Los cordones de las bambas comienzan a agitarse por el aire así que me arrodillo para atármelos. El asfalto tiembla con un ligero latido continuo. Al levantar la vista de nuevo me veo rodeado de gente, mucha gente. Parecen furiosos. Hay jóvenes, ancianos, hombres y mujeres. A unos pasos por delante de donde termina la multitud hay desplegadas una serie de personas, pero estas son diferentes, no se parecen a las que me rodean. Estas rodeadas de un ligero humo blanco, portan cascos y escudos, los levantan por delante de ellos formando una especie de muro. No se les ve la cara.
La gente que me rodea parece dirigirse a ellos con sus voces, les gritan de rabia, les lloran. Estos permanecen inmóviles, como árboles, hasta que una voz bronca brota de uno de ellos.
—¡Línea! —el eco hace repetir la palabra rompiendo el silencio varias veces— ¡avanzamos!
De repente, la columna de hombres tras los escudos comienza a acercarse a mí mientras nos taladran con el sonido de sus botas en el suelo caliente. Se acercan lentamente. Me vuelvo a meter entre la multitud en busca de refugio, de entre los escudos puedo ver el fogonazo breve y naranja de un arma al dispararse. Un ronquido grave y seco rompe el aire a apenas un palmo de mi oreja derecha y se pierde entre la multitud que está detrás. Buena señal, si lo escuchas quiere decir que no acabará alojado en tu cabeza, los que son para ti no los llegas a escuchar.
Comienzo a correr hacia atrás, huyendo. A contracorriente. La gente, sin embargo, ya ha comenzado a avanzar hacia las balas, alzan sus puños, sus pancartas y sus banderas. Sus escudos. Mientras retrocedo puedo ver cómo de repente aparecen un montón de pañuelos verdes, los levantan mujeres de todo tipo, de todas las edades. Gritan todas al unísono. La energía que brota de sus gargantas parece infinita.
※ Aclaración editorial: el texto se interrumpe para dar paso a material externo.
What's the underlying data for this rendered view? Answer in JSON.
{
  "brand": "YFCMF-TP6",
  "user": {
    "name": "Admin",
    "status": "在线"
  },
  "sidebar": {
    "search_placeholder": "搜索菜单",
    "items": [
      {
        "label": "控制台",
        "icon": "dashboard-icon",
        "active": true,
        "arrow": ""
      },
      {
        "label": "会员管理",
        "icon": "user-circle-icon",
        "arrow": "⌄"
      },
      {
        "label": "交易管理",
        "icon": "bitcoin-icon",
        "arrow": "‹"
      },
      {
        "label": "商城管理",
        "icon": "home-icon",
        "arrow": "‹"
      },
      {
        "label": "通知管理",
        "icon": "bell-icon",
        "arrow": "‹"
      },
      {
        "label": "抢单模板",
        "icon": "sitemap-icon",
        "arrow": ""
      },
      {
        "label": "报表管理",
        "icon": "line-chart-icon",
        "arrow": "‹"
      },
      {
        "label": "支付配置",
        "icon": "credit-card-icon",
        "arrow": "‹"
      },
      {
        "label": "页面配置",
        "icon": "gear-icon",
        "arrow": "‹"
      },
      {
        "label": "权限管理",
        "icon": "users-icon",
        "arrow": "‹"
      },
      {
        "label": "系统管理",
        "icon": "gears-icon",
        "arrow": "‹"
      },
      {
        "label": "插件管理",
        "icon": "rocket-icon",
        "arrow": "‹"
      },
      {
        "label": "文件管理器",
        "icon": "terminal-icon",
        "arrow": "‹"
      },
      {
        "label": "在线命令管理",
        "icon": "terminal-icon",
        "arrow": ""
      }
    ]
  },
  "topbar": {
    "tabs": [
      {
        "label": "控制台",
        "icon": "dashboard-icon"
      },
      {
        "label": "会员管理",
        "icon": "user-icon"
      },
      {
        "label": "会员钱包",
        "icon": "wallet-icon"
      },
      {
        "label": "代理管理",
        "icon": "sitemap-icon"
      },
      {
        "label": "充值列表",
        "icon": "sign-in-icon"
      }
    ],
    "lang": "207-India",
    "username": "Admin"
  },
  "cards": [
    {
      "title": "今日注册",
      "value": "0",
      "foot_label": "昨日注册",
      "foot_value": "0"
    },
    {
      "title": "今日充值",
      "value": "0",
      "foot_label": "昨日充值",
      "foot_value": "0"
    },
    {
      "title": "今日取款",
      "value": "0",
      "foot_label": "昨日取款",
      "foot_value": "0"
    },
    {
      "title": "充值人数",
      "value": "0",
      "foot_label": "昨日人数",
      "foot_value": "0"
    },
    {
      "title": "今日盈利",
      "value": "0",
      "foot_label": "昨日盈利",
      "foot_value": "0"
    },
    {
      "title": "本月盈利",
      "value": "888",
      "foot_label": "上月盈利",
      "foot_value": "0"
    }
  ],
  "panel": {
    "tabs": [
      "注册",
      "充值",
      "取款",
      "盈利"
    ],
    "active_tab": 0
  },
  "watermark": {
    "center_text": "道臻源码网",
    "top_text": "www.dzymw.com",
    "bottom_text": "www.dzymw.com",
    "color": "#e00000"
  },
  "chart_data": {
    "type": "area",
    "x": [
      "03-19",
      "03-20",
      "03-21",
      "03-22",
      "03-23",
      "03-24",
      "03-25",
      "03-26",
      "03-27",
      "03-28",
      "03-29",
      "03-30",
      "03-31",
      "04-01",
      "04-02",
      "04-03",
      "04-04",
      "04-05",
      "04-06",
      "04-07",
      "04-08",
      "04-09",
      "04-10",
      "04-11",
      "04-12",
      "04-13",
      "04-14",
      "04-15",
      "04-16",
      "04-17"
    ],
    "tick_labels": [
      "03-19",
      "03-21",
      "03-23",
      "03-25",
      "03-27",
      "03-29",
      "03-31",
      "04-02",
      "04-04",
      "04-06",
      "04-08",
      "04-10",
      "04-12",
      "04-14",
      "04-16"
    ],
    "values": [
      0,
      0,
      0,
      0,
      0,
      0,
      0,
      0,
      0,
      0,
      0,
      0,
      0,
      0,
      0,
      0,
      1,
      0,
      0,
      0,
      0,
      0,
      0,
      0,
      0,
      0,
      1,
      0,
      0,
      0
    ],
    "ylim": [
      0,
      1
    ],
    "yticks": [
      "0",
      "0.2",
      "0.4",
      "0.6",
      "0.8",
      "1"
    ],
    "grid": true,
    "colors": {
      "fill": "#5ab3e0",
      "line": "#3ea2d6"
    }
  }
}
Paso entre ellas y sigo retrocediendo, el verde es sustituido por un color más oscuro, el del rostro de las personas que me rodean ahora. Levantan las palmas de sus manos mientras lo que sale de sus gargantas es un estertor agónico, como el que busca oxígeno sin encontrarlo, como el que es consciente de que se asfixia.
Sigo corriendo hacia atrás hasta que el sonido estridente de un par de cazas de combate me hace parar. Pasan muy bajos sobre mi cabeza y dejan tras de sí lenguas de fuego que surgen del suelo, a su paso. De repente, lo que me rodea es el infierno; gente pidiendo auxilio, muertos. Adelanto a un niño que va cojeando y lo observo. Tiene la ropa deshilachada, pero puedo distinguir los colores de su camiseta, los de la selección palestina de futbol. Aquel horror me hace seguir corriendo. No paro, huyo.
Veo rodearme de banderas multicolor reivindicando normalización, veo bastones levantados exigiendo una muerte digna, veo batas blancas reclamando que la sociedad les devuelva una parte de lo que dan, veo a unos hombres con la cara manchada y un pico a la espalda exigiendo dignidad, veo a unos jóvenes con el pecho descubierto siendo acribillados por los «pacos» mientras otros ocupan el lugar de los que caen…
Veo todo un mundo avanzando, gritando, luchando. Veo un mundo construyéndose. Veo un mundo que no se calla, que no se rinde. Veo un mundo que no permanece indiferente, que se rebela. Veo un mundo que, entre el ruido, mejora. Hasta que al ruido lo sustituya el más agradable de los silencios. Solo hasta entonces, estamos en guerra.